Conditions de protection des auteurs de signalement
Directive sur la protection des personnes qui signalent des violations du droit de l'Union · UE 2019/1937
Conditions de protection des auteurs de signalement
1. Les auteurs de signalement bénéficient de la protection prévue par la présente directive pour autant que:
| a) | ils aient eu des motifs raisonnables de croire que les informations signalées sur les violations étaient véridiques au moment du signalement et que ces informations entraient dans le champ d’application de la présente directive; et |
| b) | ils aient effectué un signalement soit interne conformément à l’article 7, soit externe conformément à l’article 10, ou aient fait une divulgation publique conformément à l’article 15. |
2. Sans préjudice des obligations en vigueur visant à permettre les signalements anonymes en vertu du droit de l’Union, la présente directive n’affecte pas le pouvoir des États membres de décider si les entités juridiques du secteur privé ou public et les autorités compétentes sont tenues d’accepter les signalements anonymes de violations et d’en assurer le suivi.
3. Les personnes qui ont signalé ou divulgué publiquement des informations sur des violations de manière anonyme, mais qui sont identifiées par la suite et font l’objet de représailles, bénéficient néanmoins de la protection prévue au chapitre VI, pour autant qu’elles répondent aux conditions prévues au paragraphe 1.
4. Les personnes qui signalent auprès des institutions, organes ou organismes de l’Union compétents des violations relevant du champ d’application de la présente directive bénéficient de la protection prévue par la présente directive dans les mêmes conditions que les personnes qui effectuent un signalement externe.

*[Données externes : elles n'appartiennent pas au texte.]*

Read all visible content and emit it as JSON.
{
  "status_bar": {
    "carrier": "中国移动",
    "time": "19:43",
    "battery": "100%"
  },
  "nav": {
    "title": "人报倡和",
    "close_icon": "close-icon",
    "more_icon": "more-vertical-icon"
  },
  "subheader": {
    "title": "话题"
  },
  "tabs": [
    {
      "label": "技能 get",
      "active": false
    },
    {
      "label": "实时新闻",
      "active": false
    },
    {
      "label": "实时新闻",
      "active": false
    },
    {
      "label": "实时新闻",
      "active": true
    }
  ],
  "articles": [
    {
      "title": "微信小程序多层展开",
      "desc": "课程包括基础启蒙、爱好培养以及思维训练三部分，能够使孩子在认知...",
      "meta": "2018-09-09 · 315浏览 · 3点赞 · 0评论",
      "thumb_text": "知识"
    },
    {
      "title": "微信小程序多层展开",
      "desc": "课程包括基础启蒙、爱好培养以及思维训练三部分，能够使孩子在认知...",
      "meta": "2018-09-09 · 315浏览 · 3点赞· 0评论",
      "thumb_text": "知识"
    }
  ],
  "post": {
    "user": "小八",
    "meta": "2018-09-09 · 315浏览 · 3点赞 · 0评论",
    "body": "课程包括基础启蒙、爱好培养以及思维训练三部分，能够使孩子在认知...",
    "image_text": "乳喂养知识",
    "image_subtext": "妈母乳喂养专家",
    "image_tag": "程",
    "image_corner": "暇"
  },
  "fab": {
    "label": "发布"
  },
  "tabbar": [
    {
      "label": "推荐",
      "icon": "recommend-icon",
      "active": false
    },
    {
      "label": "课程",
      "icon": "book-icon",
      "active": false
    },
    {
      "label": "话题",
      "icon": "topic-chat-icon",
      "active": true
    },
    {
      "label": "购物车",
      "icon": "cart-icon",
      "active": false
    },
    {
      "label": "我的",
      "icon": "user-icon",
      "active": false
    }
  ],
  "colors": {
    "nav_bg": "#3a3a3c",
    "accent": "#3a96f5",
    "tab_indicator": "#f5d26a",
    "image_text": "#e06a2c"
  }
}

Au Luxembourg, la loi du 16 mai 2023 relative a la protection des lanceurs d'alerte impose un canal de signalement interne des 50 salariés (sans seuil pour les organismes publics) et désigné l'Office des rapports de signalement (OFRS) comme autorité externe transversale, en complement des autorités sectorielles (CSSF pour la finance, CNPD pour les données, ITM pour le travail, CAA pour les assurances, ILR pour les telecoms). Les represailles sont sanctionnées penalement par des amendes de 1 250 a 25 000 EUR, doublees en cas de recidive, en plus de l'indemnisation civile du lanceur d'alerte. La condition du motif raisonnable de l'article 6 est reprise telle quelle : la bonne foi prime sur l'exactitude factuelle.